Possible causes when the executor can go OOM are:

  • Possible causes data skewness
  • Less partitions or the data size is larger than the memory allocated
  • Memory leak

Possible solutions

Consider increasing Executor memory:

  • To Increase Executor memory overhead:

    --conf spark.yarn.executor.memoryOverhead=[*** VALUE ***]

    The [*** VALUE ***] is usually 10% of the value specified in --executor-memory.

WARN Message: WARN memory.MemoryStore: Not enough space to cache rdd*

Data spilling to disk and no memory to Cache RDD. Indicates memory being easily filled and it can cause performance issues and also application failure with OOM errors as above.

  1. To avoid frequent spilling you would need to increase the heap size of Spark executor.
  2. Increase the partition count to have more distribution of data. Review Tuning Partitions in Spark.
  3. Memory leak

Possible solutions

  • Increase the executor or driver memory Overhead (spark.executor.memoryOverhead and -spark.driver.memoryOverhead).

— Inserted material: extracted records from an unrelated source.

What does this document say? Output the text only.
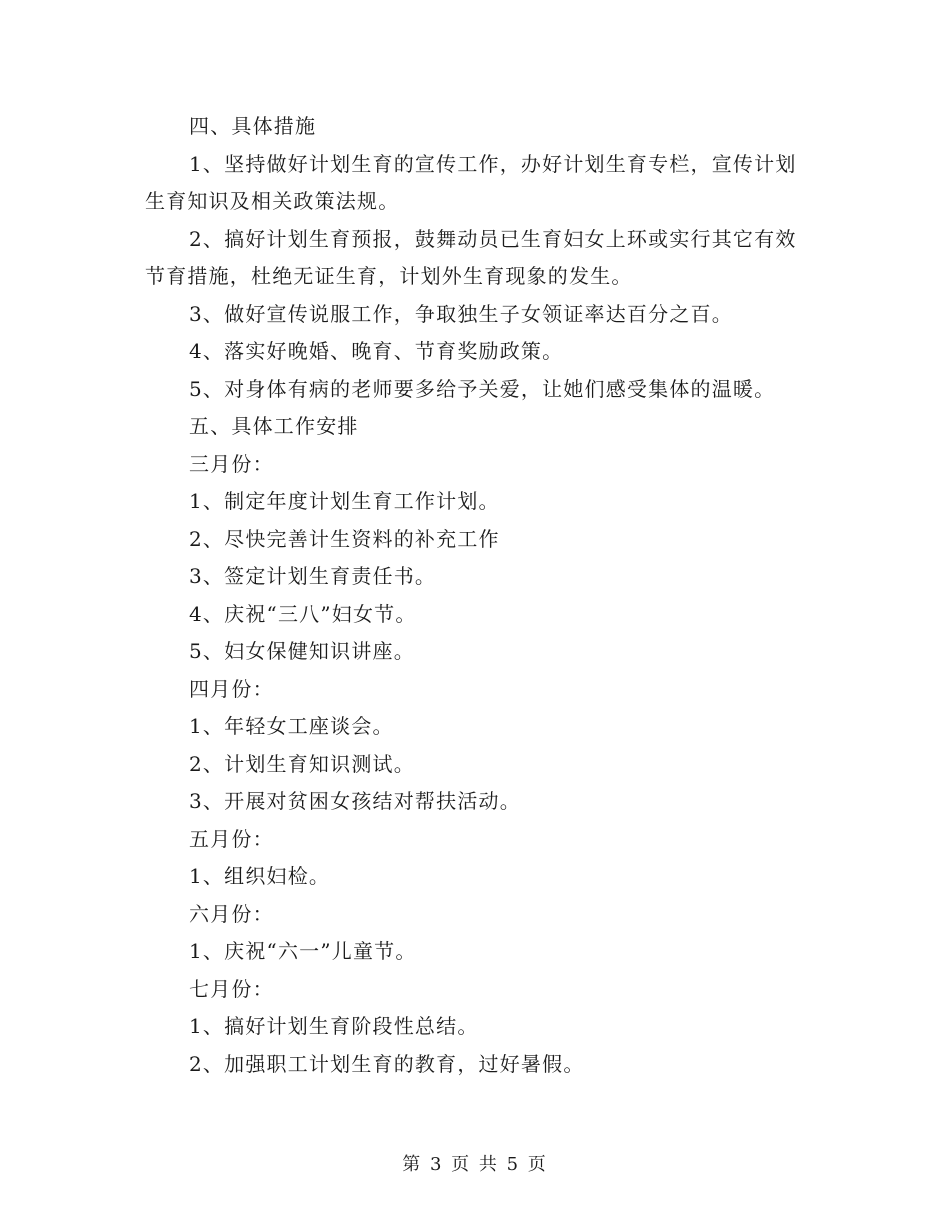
四、具体措施
1、坚持做好计划生育的宣传工作，办好计划生育专栏，宣传计划
生育知识及相关政策法规。
2、搞好计划生育预报，鼓舞动员已生育妇女上环或实行其它有效
节育措施，杜绝无证生育，计划外生育现象的发生。
3、做好宣传说服工作，争取独生子女领证率达百分之百。
4、落实好晚婚、晚育、节育奖励政策。
5、对身体有病的老师要多给予关爱，让她们感受集体的温暖。
五、具体工作安排
三月份：
1、制定年度计划生育工作计划。
2、尽快完善计生资料的补充工作
3、签定计划生育责任书。
4、庆祝“三八”妇女节。
5、妇女保健知识讲座。
四月份：
1、年轻女工座谈会。
2、计划生育知识测试。
3、开展对贫困女孩结对帮扶活动。
五月份：
1、组织妇检。
六月份：
1、庆祝“六一”儿童节。
七月份：
1、搞好计划生育阶段性总结。
2、加强职工计划生育的教育，过好暑假。
第 3 页 共 5 页
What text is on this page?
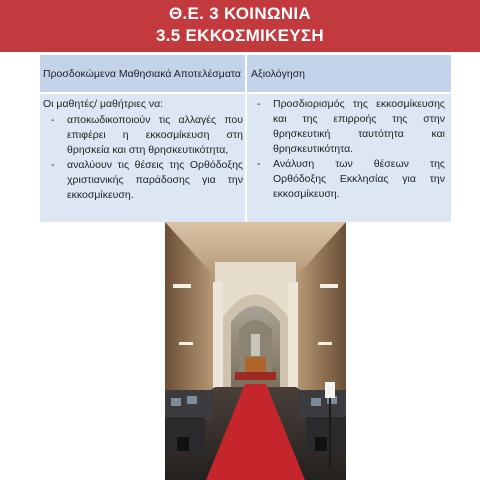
Θ.Ε. 3 ΚΟΙΝΩΝΙΑ
3.5 ΕΚΚΟΣΜΙΚΕΥΣΗ
Προσδοκώμενα Μαθησιακά Αποτελέσματα Αξιολόγηση
Οι μαθητές/ μαθήτριες να:
- αποκωδικοποιούν τις αλλαγές που επιφέρει η εκκοσμίκευση στη θρησκεία και στη θρησκευτικότητα,
- αναλύουν τις θέσεις της Ορθόδοξης χριστιανικής παράδοσης για την εκκοσμίκευση.
- Προσδιορισμός της εκκοσμίκευσης και της επιρροής της στην θρησκευτική ταυτότητα και θρησκευτικότητα.
- Ανάλυση των θέσεων της Ορθόδοξης Εκκλησίας για την εκκοσμίκευση.
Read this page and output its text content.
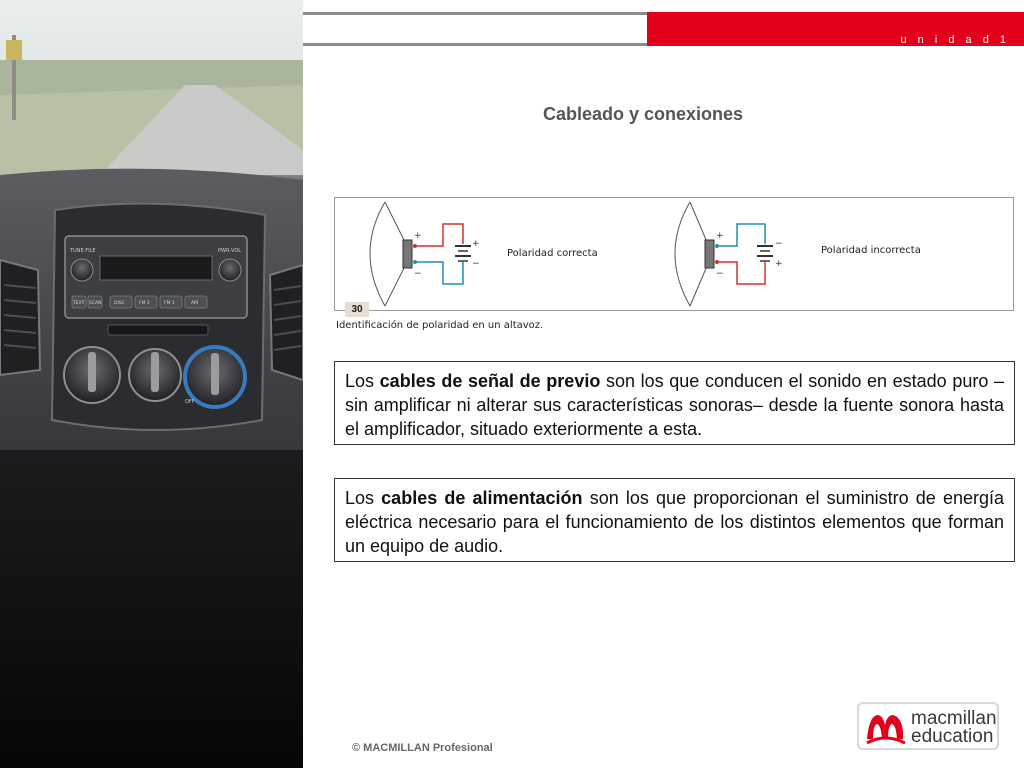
TUNE·FILE	PWR·VOL
TEXT SCAN	DISC	FM 2	FM 1	AM
OFF
u n i d a d 1
Cableado y conexiones
+
−
+
−
Polaridad correcta
+
−
−
+
Polaridad incorrecta
30
Identificación de polaridad en un altavoz.
Los cables de señal de previo son los que conducen el sonido en estado puro –sin amplificar ni alterar sus características sonoras– desde la fuente sonora hasta el amplificador, situado exteriormente a esta.
Los cables de alimentación son los que proporcionan el suministro de energía eléctrica necesario para el funcionamiento de los distintos elementos que forman un equipo de audio.
© MACMILLAN Profesional
macmillan
education
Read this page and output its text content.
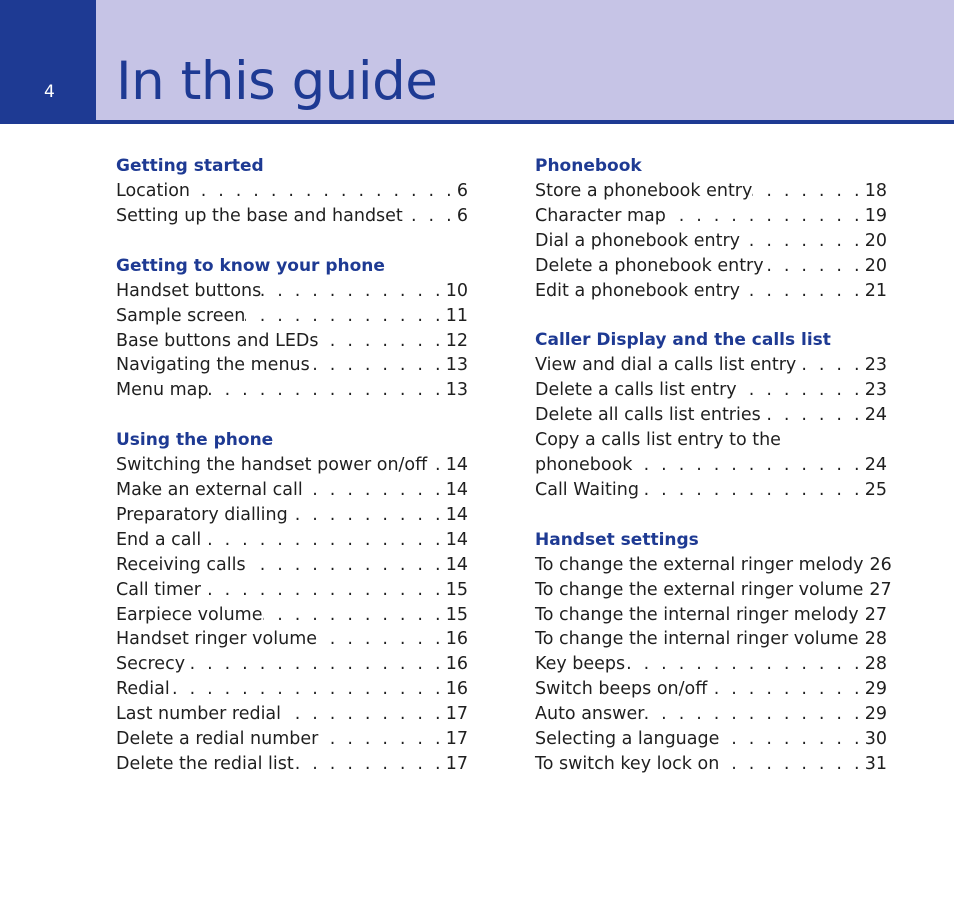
4 In this guide
Getting started
Location . . .	6
Setting up the base and handset . . .	6
Getting to know your phone
Handset buttons . . .	10
Sample screen . . .	11
Base buttons and LEDs . . .	12
Navigating the menus . . .	13
Menu map . . .	13
Using the phone
Switching the handset power on/off . . . 14
Make an external call . . .	14
Preparatory dialling . . .	14
End a call . . .	14
Receiving calls . . .	14
Call timer . . .	15
Earpiece volume . . .	15
Handset ringer volume . . .	16
Secrecy . . .	16
Redial . . .	16
Last number redial . . .	17
Delete a redial number . . .	17
Delete the redial list . . .	17
Phonebook
Store a phonebook entry . . .	18
Character map . . .	19
Dial a phonebook entry . . .	20
Delete a phonebook entry . . .	20
Edit a phonebook entry . . .	21
Caller Display and the calls list
View and dial a calls list entry . . .	23
Delete a calls list entry . . .	23
Delete all calls list entries . . .	24
Copy a calls list entry to the
phonebook . . .	24
Call Waiting . . .	25
Handset settings
To change the external ringer melody . . . 26
To change the external ringer volume . . . 27
To change the internal ringer melody . . . 27
To change the internal ringer volume . . . 28
Key beeps . . .	28
Switch beeps on/off . . .	29
Auto answer . . .	29
Selecting a language . . .	30
To switch key lock on . . .	31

    The memory overhead defaults to 10% of the memory specified (with a minimum of 384mb). Thus increasing the executor or driver memory can also increase the memory overhead if sufficiently large values are used.

  • Decrease the number of executor cores (--executor-cores)

    By decreasing the number of parallel tasks being run in executors, each executor requires less memory overhead.